W analizie ilościowej kwasów nukleinowych metodą UV-Vis mierzy się absorbancję roztworu, czyli stopień osłabienia wiązki światła po przejściu przez kuwetę. Dla kwasów nukleinowych kluczowe jest to, że ich zasady azotowe (puryny i pirymidyny) są chromoforami silnie pochłaniającymi promieniowanie UV i wykazują maksimum w okolicy 260 nm.

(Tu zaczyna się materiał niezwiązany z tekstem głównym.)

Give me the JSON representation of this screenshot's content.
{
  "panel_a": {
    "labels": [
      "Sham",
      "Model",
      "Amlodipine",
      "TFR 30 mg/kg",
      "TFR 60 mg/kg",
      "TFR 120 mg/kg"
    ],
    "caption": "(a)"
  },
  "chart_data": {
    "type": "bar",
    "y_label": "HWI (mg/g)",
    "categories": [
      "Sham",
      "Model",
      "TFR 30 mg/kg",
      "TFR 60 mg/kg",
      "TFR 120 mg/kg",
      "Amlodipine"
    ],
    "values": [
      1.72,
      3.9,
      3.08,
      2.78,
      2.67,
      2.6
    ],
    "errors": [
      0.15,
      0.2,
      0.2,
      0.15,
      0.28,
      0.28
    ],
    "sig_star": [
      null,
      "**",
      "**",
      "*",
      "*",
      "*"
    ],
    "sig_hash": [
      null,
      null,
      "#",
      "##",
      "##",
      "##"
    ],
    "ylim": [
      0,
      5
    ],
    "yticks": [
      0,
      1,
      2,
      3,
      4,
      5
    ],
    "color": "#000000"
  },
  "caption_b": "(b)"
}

Z tego powodu pomiar przy 260 nm (często zapisywany jako A260) jest standardowym punktem odniesienia do szacowania stężenia DNA/RNA.
Stwierdzenie "Kwasy nukleinowe absorbują światło UV o długości fali 260 nm" jest więc poprawne, bo odnosi się do charakterystycznego maksimum absorbancji wynikającego z budowy chemicznej tych cząsteczek.
Pozostałe odpowiedzi są błędne, ponieważ dotyczą długości fali, które nie stanowią typowego maksimum dla kwasów nukleinowych:
- "…280 nm" kojarzy się przede wszystkim z białkami (aminokwasy aromatyczne), dlatego wybór tej wartości jest typową pomyłką wynikającą z mieszania kontroli białek z oznaczaniem DNA/RNA.
- "…230 nm" bywa związane z pochłanianiem przez różne zanieczyszczenia (np. niektóre związki organiczne lub pozostałości reagentów), ale nie jest to maksimum charakterystyczne dla samych kwasów nukleinowych w oznaczaniu ilościowym.
- "…220 nm" leży w obszarze, w którym wiele związków może absorbować, a pomiar jest bardziej podatny na interferencje; nie stanowi standardowego maksimum wykorzystywanego do oznaczania kwasów nukleinowych.
W praktyce laboratoryjnej poprawny wybór długości fali jest ważny, bo minimalizuje błędy systematyczne i ułatwia ocenę jakości próbki. Przygotowując pomiar, należy pamiętać o właściwym blanku oraz o rozcieńczeniu próbki tak, aby wynik mieścił się w zakresie liniowości metody.